I’m going to extend our test to try to execute a constant definition:

    def test_compile_create_does(self):
        f = Forth()
        s = ': CONSTANT CREATE , DOES> @ ;'
        f.compile(s)
        f.compile('2025 CONSTANT YEAR')

This fails. Why?

    def _at(forth):
        index = forth.stack.pop()
>       forth.stack.push(forth.heap[index])
E       IndexError: list index out of range

Was that the final @ that failed? Let’s put some more things on the stack. Still fails. The prints come out:

create YEAR
does YEAR

So we stacked the word YEAR and got it back.

Ah! The stack underflow is coming from the heap not from the stack. The final @ should not be executed at all, inside CONSTANT. How can we make DOES> finish the word?

We’ll give SecondaryWord a new method:

class SecondaryWord:
    def finish(self):
        self.pc = len(self.words)

And in DOES>:

        def _does(forth):
            name = forth.compile_stack.pop()
            print(f'does {name}')
            forth.active_word().finish()
            pass

I had to build the active_word on Forth:

class Forth:
    def active_word(self):
        return self.active_words[-1]

I change it to a property:

    @property
    def active_word(self):
        return self.active_words[-1]

And use it in a few places that were doing it the hard way. Commit: DOES> ends current word execution. no other action yet.

Tests are green as far as they go. I’m going to take the partial win and take a break as well. I think I’ve been failing to blink for the past two hours.

Reflective Summary|yrammuS

We definitely have a partial win here. The colon-definition of CONSTANT compiles correctly, though we know that by inspection: we don’t have a good testing scheme for checking the actual compiled word. And the definition of CONSTANT runs well enough to avoid crashing when we use it. It does not do what it should, but it gets through all the words and skips out at the DOES>.

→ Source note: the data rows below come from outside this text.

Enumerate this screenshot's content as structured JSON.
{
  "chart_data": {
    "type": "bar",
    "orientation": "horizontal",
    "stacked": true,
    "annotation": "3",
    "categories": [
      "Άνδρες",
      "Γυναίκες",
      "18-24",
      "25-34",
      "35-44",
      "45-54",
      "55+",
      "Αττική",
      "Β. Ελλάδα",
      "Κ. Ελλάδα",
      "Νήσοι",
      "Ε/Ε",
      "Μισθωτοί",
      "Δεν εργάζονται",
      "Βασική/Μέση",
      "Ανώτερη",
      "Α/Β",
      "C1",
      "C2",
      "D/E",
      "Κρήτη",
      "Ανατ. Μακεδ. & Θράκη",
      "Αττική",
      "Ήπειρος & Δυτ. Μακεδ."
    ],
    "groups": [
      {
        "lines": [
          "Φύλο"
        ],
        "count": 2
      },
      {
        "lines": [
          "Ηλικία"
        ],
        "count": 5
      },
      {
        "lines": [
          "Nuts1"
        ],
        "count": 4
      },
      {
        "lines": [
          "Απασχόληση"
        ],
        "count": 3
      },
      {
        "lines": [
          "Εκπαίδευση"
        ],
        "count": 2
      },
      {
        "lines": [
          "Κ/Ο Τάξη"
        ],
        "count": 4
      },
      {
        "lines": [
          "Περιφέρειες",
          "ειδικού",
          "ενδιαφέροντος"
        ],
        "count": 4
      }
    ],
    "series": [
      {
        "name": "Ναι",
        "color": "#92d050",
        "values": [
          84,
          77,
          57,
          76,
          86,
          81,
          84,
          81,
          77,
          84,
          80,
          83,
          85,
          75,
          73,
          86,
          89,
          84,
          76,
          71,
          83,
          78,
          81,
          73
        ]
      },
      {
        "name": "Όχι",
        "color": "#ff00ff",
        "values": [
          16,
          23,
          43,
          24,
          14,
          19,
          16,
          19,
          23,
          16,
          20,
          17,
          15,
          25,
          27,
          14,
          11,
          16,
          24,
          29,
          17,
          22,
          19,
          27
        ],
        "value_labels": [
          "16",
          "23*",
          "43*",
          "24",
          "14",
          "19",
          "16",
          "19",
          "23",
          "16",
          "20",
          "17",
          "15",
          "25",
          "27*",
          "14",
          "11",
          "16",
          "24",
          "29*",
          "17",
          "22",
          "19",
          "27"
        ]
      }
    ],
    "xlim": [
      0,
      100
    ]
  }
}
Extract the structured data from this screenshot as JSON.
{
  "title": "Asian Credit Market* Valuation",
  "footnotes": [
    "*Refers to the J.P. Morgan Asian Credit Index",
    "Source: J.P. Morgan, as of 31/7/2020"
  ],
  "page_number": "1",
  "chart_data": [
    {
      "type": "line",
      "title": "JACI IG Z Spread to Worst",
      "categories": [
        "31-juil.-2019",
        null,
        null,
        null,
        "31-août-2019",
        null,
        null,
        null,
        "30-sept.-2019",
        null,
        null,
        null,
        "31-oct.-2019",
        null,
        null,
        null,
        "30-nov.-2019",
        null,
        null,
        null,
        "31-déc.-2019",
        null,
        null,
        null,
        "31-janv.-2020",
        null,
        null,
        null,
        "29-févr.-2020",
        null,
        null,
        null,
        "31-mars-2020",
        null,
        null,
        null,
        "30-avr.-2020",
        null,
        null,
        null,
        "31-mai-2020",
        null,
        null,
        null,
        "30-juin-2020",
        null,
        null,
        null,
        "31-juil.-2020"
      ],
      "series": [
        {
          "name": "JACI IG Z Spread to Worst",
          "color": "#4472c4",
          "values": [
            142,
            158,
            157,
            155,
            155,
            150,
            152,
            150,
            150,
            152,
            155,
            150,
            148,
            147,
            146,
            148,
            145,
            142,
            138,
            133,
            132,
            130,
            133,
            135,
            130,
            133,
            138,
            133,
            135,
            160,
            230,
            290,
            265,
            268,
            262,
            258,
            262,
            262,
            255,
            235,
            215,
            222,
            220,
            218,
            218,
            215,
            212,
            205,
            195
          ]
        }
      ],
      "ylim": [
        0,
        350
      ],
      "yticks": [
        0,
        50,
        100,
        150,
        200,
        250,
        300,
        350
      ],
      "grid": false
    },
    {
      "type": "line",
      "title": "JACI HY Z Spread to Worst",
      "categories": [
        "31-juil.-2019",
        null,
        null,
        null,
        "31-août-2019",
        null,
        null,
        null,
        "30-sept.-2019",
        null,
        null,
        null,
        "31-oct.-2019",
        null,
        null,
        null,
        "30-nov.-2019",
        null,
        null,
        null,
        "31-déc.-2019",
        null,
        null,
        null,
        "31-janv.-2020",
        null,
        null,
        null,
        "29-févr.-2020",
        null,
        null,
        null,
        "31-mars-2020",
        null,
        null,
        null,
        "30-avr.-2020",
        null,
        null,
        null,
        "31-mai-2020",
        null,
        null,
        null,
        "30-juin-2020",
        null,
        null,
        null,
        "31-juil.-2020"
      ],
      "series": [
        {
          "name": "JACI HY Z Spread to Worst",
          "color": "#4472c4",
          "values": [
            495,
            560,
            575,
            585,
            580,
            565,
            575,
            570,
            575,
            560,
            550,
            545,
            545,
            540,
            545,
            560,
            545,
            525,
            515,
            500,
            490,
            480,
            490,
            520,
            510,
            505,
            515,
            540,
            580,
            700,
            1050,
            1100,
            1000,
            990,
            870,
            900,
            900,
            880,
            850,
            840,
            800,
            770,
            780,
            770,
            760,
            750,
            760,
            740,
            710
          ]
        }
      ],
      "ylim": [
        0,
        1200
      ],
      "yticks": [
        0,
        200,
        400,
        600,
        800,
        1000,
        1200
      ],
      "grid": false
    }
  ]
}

Small steps toward what we need. I don’t quite see how it all hangs together, but we are inching toward the goal and so far I haven’t quite lost the thread.

I’m not sure of next steps, we’ll figure them out next time, but we’ll need to do at least these items:

  • comma, which should be similar to or use ALLOT;
  • the copying part of DOES>;
  • the whole creation of the word implied by the name after CONSTANT;

I’m inclined to brute-force the Word and then see how to plug it into things. I think but am not certain that we would be better off to have the compile mode for colon work the same as whatever we do for CREATE.

Oh and this question just came to mind: is CREATE allowed to be used outside a colon definition? What if it is not followed by a DOES>?

But at least this far, we’ve found small steps in which I feel fairly confident. Far better than the situation for the past two days.

Failed better! See you next time!